Арутюнов щёлкнул пальцами и достал из-под полы чёрный маркер.
— Только офицеры имели право носить усы! — выкрикнул он подсевшим от водки голосом и, подбоченясь, вывел на щеках закрученные концы «усов». — Ну что, мальцы безусые?
Кто ещё пьёт водку? Есть в этом лягушатнике настоящие офицеры?!
— Дай-ка сюда, — Царицын выхватил маркер, кратко черкнул под носом. Получилось совсем как у Лермонтова на стене.
— Ур-ра! — заржали братья-кадеты. — Качать алкоголиков усатых! И нам усы, нам тоже!
— Прочь! — хрипел Царицын, отбиваясь от рук. — Здесь нет настоящих офицеров! Не позволю! Ты не готов умереть за Империю — пр-рочь!
— Стоять, кадеты! — рявкнул Арутюнов. — Кому наливать? Давайте кружки, сейчас будем из вас офицеров делать!..
Он добавил словечко…
— Не ругайся, — нахмурился Громыч.
— Свободен! — Арутюнов взмахнул растопыренной ладонью. — Кто не ругается, тот не мужчина!

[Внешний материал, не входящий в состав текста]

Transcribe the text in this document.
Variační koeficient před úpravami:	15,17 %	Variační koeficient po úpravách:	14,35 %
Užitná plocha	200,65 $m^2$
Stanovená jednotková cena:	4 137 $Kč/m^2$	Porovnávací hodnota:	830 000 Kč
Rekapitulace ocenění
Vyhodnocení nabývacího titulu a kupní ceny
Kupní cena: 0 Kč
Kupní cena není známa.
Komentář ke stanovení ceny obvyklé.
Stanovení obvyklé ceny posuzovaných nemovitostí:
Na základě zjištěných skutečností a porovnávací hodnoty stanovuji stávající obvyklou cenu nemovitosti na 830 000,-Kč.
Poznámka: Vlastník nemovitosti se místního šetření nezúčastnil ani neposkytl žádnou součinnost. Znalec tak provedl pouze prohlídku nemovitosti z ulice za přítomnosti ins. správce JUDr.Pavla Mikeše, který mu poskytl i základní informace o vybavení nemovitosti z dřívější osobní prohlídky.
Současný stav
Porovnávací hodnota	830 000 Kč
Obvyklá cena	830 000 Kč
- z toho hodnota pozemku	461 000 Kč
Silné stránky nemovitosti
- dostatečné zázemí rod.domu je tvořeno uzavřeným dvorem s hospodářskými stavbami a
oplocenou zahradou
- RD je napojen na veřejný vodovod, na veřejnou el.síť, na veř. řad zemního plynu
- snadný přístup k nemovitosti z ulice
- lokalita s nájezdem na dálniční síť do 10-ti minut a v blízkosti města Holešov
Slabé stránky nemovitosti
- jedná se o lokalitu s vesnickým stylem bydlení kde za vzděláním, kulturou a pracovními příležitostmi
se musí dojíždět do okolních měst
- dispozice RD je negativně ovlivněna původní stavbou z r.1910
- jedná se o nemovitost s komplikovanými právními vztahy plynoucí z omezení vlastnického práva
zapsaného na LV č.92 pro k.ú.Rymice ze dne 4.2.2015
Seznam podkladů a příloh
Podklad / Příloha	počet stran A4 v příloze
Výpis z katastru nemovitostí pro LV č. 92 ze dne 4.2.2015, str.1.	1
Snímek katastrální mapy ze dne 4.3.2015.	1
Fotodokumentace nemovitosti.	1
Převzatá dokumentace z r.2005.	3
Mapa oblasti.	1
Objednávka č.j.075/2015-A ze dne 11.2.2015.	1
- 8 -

Несколько кружек столкнулись под бледной струйкой, сочившейся из Жоркиной бутыли. Царицын, с разгоревшимися щеками, с чёрными подведёнными усами вскарабкался на табурет:
— Мне стыдно! Я должен как офицер… на смерть! Он покачнулся, его держали под колени.
— А за кого, я спрашиваю, на смерть?! За Веру, Царя и Отечество — согласен… прямо сейчас! Потому что Вера, Империя, Родина — эти вещи… они навсегда!
— Ур-ра! — гремели кадеты.
Кто-то закашлялся, ему радостно наперебой застучали по спине кулаками.
— Но… нам предлагается сдохнуть за… Конституцию?! — красный Царицын гневно потряс пустой кружкой. — Не хочу за Конституцию! Я лично видел рожи тех, кто её писал! Да они через четыре года новую напишут, только заплати! Эх, наливай ещё, Жорес!
Арутюнов не слышал, он рисовал побагровевшему Теле-пайле гусарские усы от виска до виска.
— И за президента не хочу! — тихо сказал Ваня, покачиваясь на табуретке. — Президент через четыре года из Кремля шмыг — и в олигархи. А меня — не на четыре года зароют! Меня навсегда зароют.
— Господа офицеры обнажают шашки… и бросаются в бой! — кричал танцующий Арутюнов, размахивая опустевшей бутылкой. — Кто с нами, громить обозы?!